I will try and find out if my friends version of InstantCake is for the TCD540 series. And go that route if it works.

If it all works I was planning on getting a new drive but I do have an old 80 GB drive laying around that I want to try first to make sure everything else works well before I spend money on an IDE drive of such "small" capacity.


----------



## HomeUser (Jan 12, 2003)

That noise dampened DVR optimized pre-loaded 160G drive from DVR-Upgrade looks like a good deal to me. It comes with a SATA to IDE.


----------



## pilotdru (Jul 14, 2009)

If I can find a backup image for the TCD540 online would those work.
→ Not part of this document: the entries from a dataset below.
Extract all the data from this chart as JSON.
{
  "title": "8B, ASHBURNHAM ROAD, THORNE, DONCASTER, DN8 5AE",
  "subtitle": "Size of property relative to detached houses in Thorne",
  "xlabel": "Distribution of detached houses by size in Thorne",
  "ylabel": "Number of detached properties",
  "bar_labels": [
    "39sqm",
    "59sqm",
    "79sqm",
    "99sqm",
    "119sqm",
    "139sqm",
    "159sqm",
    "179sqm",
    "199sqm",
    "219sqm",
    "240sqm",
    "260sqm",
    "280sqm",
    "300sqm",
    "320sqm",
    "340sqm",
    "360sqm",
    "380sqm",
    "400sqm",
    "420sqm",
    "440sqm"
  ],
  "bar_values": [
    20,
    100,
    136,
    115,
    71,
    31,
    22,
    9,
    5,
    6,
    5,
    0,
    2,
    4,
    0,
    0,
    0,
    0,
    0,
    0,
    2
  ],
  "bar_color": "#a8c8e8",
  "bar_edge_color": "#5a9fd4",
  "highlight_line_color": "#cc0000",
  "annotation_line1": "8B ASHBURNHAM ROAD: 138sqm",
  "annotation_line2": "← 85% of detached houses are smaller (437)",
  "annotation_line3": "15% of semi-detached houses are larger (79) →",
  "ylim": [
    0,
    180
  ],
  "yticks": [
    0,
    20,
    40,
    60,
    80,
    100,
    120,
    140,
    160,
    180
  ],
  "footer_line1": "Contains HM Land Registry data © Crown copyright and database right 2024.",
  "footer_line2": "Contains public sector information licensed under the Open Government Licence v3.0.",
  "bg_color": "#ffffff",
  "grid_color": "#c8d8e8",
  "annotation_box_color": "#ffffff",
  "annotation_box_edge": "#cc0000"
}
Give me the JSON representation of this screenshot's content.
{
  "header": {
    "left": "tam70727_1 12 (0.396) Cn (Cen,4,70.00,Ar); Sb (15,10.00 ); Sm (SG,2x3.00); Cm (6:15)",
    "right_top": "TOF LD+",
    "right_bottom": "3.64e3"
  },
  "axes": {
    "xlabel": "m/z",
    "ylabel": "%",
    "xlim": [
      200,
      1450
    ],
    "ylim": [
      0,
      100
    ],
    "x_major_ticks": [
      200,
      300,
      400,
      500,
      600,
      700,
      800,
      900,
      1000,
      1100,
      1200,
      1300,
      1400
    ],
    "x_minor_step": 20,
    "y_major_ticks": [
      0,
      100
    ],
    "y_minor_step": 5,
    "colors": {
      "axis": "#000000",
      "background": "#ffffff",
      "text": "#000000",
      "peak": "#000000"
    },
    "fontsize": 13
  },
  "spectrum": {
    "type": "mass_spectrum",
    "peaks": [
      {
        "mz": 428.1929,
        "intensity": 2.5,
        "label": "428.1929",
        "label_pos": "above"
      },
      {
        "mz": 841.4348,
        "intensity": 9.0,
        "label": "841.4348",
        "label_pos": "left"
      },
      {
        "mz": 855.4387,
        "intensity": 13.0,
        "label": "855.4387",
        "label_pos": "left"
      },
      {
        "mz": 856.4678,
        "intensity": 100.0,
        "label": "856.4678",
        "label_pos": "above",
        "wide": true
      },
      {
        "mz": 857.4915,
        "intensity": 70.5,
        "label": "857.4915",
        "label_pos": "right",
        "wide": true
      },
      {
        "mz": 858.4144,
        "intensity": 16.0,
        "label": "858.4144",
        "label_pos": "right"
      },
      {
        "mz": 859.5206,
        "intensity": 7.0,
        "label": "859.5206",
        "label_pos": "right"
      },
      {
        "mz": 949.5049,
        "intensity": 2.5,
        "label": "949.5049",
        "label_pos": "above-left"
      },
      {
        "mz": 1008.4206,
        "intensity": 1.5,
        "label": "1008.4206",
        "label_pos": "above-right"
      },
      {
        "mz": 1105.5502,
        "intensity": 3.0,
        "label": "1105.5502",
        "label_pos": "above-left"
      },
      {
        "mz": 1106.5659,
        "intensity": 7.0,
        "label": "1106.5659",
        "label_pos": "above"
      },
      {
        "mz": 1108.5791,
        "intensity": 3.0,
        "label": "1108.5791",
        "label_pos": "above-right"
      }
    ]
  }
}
Is that something that can be hacked with spy ware or something?

Basically I want to make sure everything works without putting money into it because if I spend $100 to put a new drive in then it may just be worth getting a Tivo HD.


----------



## HomeUser (Jan 12, 2003)

Because of the boot checks it would be very difficult to modify an image altho not impossible. There are a couple of image begging threads here you could try one of those if you can not find one then the least expensive way would be purchase and download Instant Cake for $20.


----------



## pilotdru (Jul 14, 2009)

HomeUser thanks for your help. I talked to my friend and he said he is pretty sure its the same model but isn't positive since he has upgraded and doesn't have his old one anymore. I'll let you know how it goes. 

On a side note, I noticed your from A2. I grew up there, over buy Glacier Hill Retirement Home.


----------